The baton of productivity has been officially passed to Edmund Berger. He’s on fire this week.
His latest post, “Ruin and Freedom“, features a little shout out to “State Decay: Collapse“. (Thanks for that, Ed!) It’s a great post:
One of the common critiques of U/ACC is that it doesn’t deal sufficiently with the question of collapse, that its assumptions align with the most Promethean of moderns in that it envisions, on the ‘other side’ of technoeconomic take-off, unending wealth, prosperity, and orgiastic delirium. Nothing could be further from the truth (except perhaps the last one, though the delirium in mind is hardly that of bourgeois decadence). Sites of techno-economic intensity will doubtlessly be characterized by self-reinforcing growth, which – until it hits the transcendental wall of hard singularity – will bleed through society in the form of higher standards of living, health, and happiness. But things decay, and growth elsewhere. The interior cost of this techno-economic feedback will be the consolidation of the human agent into the gears of the urban machine, but the exterior costs will be something completely different: ruin.
I have lots of thoughts on this but I’ll save them for the follow-up proper to “State Decay“. I don’t feel like I can write it fast enough at the moment. It’s getting longer and longer but I’m very excited about it. We’ll be moving from Kant and Bataille to Deleuze, Blanchot and Emily Brontë.
(I’m hoping the more I tease it in these in-between posts, the more I’ll force myself to actually finish it before I run out of steam with it. Unfortunately, that’s still likely to a few weeks off. The immediate future promises something a bit different, perhaps. I’m heading for the exit tomorrow morning, leaving the UK for the first time in what feels like (and might very well be) two years, to spend the next five days in Budapest. I didn’t pick the destination — it’s somewhere my partner has wanted to go for a long time.
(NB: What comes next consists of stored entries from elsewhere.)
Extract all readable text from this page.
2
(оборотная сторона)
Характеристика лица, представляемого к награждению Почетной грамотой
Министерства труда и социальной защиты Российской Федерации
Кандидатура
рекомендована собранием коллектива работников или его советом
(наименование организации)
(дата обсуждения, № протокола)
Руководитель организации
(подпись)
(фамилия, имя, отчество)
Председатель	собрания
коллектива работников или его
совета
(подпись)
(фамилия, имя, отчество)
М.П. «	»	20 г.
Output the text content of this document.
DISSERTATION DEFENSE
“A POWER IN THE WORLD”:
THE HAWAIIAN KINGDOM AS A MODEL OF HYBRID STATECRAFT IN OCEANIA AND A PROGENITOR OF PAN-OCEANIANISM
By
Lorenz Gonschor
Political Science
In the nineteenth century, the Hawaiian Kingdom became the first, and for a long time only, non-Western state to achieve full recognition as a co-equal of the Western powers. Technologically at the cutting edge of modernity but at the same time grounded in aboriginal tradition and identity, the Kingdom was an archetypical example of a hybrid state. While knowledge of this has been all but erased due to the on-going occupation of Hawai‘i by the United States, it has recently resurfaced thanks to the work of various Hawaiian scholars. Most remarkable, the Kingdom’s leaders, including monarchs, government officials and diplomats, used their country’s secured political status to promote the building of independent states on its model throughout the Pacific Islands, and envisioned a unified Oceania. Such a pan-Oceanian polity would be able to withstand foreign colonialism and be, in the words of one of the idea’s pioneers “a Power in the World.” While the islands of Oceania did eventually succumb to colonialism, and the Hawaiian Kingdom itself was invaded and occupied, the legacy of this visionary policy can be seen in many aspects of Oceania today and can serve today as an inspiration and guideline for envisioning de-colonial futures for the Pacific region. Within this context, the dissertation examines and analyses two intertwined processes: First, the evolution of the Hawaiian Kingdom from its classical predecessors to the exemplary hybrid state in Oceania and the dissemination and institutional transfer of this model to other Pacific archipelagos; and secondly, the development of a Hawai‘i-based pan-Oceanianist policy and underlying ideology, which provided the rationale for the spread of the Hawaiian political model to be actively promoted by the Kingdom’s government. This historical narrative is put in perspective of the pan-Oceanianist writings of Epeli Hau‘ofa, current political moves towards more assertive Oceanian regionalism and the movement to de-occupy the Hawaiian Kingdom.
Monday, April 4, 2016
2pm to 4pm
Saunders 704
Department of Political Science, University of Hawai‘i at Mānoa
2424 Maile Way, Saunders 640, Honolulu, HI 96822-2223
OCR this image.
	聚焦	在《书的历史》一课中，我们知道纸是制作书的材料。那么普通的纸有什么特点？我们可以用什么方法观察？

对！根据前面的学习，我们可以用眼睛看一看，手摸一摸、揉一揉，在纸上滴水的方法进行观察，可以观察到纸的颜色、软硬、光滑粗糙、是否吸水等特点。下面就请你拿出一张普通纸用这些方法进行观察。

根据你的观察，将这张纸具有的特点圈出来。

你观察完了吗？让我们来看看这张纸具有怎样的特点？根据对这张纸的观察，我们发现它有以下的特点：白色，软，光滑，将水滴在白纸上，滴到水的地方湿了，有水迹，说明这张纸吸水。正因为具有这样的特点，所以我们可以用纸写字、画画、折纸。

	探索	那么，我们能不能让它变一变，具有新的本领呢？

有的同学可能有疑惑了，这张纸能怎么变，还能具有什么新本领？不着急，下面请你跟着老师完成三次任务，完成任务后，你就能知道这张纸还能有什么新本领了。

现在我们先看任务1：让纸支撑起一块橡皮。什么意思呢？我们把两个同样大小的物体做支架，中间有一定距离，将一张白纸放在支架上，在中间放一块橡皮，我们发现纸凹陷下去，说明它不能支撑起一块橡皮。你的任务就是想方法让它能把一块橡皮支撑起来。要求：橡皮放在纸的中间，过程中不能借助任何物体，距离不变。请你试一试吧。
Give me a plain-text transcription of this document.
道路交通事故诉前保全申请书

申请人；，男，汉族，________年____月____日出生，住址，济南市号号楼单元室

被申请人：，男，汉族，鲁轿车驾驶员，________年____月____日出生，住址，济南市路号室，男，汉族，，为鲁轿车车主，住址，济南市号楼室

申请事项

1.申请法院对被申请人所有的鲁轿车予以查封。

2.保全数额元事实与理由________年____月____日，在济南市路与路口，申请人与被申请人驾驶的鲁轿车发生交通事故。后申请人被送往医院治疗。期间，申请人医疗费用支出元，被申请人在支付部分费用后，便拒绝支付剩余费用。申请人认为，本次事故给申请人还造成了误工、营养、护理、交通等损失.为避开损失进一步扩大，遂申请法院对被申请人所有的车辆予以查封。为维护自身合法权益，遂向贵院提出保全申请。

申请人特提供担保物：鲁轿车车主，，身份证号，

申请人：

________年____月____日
However, having since learnt that it is “the capital of caves“, you can rest assured this holiday will provide some blog fuel.)
(Remember this?)
UPDATE:
@meta_nomad picked up a similar thread, via Michel Serres, on the timeline:
"Progress and regression are not polar opposites, as pervasive Manichean thought implies, but rather they simultaneously coexis in what could be more accurately described as an intricate landscape in which –
— James de Llis (@meta_nomad) March 10, 2018
"- everything is connected by informational passageways that flow in all different directions." (Moser) The reallocation not of just our cognitive faculties as exterior, but out political and state faculties too, untethered from archaic centralization.
— James de Llis (@meta_nomad) March 10, 2018
Growth, decay; progress and regression all acting asymmetrically within an ever deterritorializing and reterritorializing patchwork of viral, fluxing, bleeding, stagnating and/or dying nation states.